Un certificat médical 'rectificatif’ du 6 octobre 2017 a été adressé à l’employeur, faisant état d’un syndrome dépressif réactionnel et prescrivant un arrêt de travail jusqu’au 10 novembre 2017.
Mme M – N, psychologue au centre hospitaliser d’Alençon, atteste le 20 décembre 2017, avoir reçu Mme X en entretien depuis le 10 octobre 2017, qu’elle présente de nombreux symptômes attestant du syndrome de burn out professionnel, qu’elle effectue un travail de reconstruction psychique et cognitive très important qui demande du temps.
Ces éléments établissent parfaitement l’existence d’une lésion constatée dans un temps très proche du fait accidentel.
Les premiers juges ont cependant retenu que ce fait accidentel ne pouvait être relié de façon certaine au syndrome dépressif diagnostiqué par le médecin traitant au motif qu’il résulte des certificats médicaux et des témoignages produits que Mme X L depuis plusieurs mois une surcharge de travail et un stress en résultant et que le docteur C, psychiatre, dans un certificat du 12 octobre 2017, a constaté l’existence d’un syndrome anxio – dépressif évoluant depuis des mois avec des idées noires fluctuantes ayant abouti à un passage à l’acte suicidaire il y a trois semaines par intoxication médicamenteuse volontaire.
Cependant, le contexte de surcharge de travail et d’une accumulation de stress ainsi allégués ne sont pas exclusifs de la notion d’accident du travail dès lors qu’il existe, comme en l’espèce, un fait précis et soudain à l’origine de troubles psychologiques.

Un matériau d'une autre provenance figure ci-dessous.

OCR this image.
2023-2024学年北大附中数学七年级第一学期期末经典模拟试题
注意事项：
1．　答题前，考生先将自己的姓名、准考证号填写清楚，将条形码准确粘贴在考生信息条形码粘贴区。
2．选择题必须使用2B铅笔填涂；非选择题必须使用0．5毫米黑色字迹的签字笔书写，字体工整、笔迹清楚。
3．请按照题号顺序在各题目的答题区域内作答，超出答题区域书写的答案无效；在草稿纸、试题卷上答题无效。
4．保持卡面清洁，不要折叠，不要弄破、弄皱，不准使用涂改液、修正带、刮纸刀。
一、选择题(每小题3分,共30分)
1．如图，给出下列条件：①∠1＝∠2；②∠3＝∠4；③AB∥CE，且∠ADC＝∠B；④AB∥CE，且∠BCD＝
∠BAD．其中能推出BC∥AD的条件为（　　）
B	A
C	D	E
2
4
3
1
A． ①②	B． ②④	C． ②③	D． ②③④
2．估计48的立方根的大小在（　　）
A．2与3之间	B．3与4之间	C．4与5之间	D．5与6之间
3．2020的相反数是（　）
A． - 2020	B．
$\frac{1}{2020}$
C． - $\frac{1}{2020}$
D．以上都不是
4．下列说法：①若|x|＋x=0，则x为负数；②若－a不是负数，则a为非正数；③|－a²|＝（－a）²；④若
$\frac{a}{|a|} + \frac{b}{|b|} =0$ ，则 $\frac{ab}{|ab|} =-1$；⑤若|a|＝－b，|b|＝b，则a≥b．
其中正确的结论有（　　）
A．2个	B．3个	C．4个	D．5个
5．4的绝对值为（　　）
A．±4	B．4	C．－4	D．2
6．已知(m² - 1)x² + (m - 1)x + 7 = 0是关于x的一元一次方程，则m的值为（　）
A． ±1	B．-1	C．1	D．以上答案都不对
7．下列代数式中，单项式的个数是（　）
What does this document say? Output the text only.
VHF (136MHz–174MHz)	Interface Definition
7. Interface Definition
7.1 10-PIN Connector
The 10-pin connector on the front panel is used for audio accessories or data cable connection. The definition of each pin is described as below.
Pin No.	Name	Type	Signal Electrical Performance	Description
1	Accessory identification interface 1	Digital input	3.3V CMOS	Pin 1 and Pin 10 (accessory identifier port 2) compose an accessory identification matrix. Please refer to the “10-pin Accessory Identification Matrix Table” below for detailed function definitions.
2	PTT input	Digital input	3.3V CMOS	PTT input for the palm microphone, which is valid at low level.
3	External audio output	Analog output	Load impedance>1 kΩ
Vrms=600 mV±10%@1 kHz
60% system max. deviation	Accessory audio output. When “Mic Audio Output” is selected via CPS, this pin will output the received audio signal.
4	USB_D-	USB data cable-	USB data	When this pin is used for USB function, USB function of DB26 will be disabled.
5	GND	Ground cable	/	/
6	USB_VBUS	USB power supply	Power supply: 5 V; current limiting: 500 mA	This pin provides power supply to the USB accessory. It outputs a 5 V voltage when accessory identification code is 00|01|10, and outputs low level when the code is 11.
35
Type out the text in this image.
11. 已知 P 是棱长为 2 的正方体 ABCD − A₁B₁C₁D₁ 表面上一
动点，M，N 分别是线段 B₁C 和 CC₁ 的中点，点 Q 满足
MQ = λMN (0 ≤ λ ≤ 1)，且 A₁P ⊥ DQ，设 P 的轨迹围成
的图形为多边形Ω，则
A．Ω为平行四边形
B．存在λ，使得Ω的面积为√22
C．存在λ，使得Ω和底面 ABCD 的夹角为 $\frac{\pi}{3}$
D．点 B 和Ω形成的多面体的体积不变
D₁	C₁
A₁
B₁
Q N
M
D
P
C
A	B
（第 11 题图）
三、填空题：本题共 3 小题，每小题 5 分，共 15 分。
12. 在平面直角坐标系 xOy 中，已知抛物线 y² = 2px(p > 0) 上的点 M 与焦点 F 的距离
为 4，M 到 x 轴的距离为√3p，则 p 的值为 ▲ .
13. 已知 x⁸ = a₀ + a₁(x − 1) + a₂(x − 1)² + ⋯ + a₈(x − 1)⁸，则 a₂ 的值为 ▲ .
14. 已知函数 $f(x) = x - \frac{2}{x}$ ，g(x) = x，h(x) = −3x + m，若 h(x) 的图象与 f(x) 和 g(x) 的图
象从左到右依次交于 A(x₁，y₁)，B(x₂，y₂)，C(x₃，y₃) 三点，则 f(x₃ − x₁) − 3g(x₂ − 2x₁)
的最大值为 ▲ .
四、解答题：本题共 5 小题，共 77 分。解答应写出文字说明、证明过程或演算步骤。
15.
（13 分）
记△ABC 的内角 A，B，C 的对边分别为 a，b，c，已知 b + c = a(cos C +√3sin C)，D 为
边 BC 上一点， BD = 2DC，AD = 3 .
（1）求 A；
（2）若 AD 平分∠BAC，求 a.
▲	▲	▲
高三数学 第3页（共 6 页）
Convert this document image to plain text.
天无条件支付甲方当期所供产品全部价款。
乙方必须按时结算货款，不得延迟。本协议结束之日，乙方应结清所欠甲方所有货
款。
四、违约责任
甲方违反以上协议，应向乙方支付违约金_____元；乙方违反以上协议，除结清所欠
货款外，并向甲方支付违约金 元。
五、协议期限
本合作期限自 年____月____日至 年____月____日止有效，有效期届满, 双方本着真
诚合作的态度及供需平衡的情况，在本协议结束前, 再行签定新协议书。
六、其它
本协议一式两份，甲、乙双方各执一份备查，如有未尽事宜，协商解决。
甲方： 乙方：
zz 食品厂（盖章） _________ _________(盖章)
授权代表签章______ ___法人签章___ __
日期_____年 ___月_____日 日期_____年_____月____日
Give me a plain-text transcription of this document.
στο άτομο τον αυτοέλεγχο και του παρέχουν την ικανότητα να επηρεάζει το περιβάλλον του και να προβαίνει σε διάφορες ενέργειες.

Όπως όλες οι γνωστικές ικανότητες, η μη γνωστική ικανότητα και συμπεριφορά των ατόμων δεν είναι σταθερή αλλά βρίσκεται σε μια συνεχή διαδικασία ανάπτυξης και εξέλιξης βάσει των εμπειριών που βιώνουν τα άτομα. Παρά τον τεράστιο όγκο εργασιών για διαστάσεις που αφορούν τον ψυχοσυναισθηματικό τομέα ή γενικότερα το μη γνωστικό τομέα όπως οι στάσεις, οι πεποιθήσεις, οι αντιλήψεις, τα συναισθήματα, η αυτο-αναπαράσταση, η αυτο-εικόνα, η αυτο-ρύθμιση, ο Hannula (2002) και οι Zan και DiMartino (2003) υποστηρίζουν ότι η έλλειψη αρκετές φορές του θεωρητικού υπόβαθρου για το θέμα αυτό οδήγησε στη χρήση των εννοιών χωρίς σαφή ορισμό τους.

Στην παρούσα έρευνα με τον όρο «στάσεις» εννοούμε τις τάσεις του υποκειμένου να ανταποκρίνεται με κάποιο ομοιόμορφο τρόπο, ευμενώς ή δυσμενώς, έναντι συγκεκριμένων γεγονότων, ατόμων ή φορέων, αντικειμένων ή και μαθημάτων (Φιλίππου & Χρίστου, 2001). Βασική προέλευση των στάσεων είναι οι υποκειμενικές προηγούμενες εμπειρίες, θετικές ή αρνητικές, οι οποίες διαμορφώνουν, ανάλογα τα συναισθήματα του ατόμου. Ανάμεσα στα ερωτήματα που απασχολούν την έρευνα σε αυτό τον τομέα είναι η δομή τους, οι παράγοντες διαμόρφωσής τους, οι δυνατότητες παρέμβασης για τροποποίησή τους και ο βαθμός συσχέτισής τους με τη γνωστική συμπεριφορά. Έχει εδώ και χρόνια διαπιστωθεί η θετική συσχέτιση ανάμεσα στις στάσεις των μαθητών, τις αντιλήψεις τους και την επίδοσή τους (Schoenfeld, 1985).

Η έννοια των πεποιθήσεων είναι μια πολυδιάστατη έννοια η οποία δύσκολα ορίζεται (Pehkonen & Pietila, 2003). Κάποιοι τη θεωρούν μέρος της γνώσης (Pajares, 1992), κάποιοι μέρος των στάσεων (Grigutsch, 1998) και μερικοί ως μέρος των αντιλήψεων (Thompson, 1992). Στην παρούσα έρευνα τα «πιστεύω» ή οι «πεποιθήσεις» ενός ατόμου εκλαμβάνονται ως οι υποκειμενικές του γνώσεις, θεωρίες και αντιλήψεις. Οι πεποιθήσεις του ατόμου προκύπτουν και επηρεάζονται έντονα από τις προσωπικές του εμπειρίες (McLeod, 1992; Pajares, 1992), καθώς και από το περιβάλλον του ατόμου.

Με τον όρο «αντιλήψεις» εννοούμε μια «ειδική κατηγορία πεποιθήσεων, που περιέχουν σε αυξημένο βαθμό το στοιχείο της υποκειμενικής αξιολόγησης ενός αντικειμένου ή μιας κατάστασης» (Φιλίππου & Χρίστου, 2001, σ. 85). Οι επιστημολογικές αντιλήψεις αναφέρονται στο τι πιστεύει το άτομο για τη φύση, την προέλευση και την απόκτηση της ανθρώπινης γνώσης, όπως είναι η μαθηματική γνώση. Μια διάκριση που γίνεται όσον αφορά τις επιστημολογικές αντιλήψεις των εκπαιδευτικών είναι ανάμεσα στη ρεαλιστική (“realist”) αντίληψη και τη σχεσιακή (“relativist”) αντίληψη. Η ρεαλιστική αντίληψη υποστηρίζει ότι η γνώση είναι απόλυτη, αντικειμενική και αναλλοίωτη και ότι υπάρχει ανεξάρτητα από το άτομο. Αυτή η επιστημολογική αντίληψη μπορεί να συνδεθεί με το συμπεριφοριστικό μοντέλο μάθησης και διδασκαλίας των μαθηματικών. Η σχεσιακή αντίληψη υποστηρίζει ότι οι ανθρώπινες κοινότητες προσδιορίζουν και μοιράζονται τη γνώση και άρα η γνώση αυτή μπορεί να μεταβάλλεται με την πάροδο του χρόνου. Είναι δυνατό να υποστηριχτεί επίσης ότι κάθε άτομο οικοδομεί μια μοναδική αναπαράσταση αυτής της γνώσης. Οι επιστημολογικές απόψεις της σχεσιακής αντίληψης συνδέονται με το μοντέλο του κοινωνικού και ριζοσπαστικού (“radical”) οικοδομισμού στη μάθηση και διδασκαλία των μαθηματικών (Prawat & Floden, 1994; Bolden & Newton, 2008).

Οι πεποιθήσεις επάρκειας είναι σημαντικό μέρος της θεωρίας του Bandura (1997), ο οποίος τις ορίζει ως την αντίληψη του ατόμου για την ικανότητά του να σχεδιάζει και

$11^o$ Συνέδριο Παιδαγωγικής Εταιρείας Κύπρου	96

En l’espèce, il est démontré que Mme X a présenté une brutale altération de ses facultés mentales à la suite du choc émotionnel provoqué par la réflexion que lui a faite au restaurant son responsable régional.
En conséquence, la présomption d’imputabilité au travail trouve à s’appliquer et la caisse ne rapporte pas la preuve d’une cause étrangère exclusivement à l’origine des lésions.
En conséquence, il convient d’infirmer le jugement déféré et de reconnaître le caractère professionnel de l’accident dont a été victime Mme X le 6 octobre 2017 et de la renvoyer devant la caisse pour être remplie de ses droits.
La caisse qui succombe supportera les dépens d’appel et de première instance.
L’équité commande d’allouer à Mme X la somme de 2000 euros en application de l’article 700 du code de procédure civile.
PAR CES MOTIFS,
La cour,
Infirme le jugement déféré,
Statuant à nouveau,
Dit que l’accident dont a été victime Mme D X le 6 octobre 2017 doit être pris en charge par la caisse primaire d’assurance maladie de l’Orne au titre de la législation professionnelle,
Renvoie Mme D X devant la caisse primaire d’assurance maladie de l’Orne pour être remplie de ses droits,
Condamne la caisse primaire d’assurance maladie de l’Orne aux dépens de première instance et d’appel,
Condamne la caisse primaire d’assurance maladie de l’Orne à payer à Mme X la somme de 2 000 euros en application des dispositions de l’article 700 du code de procédure civile.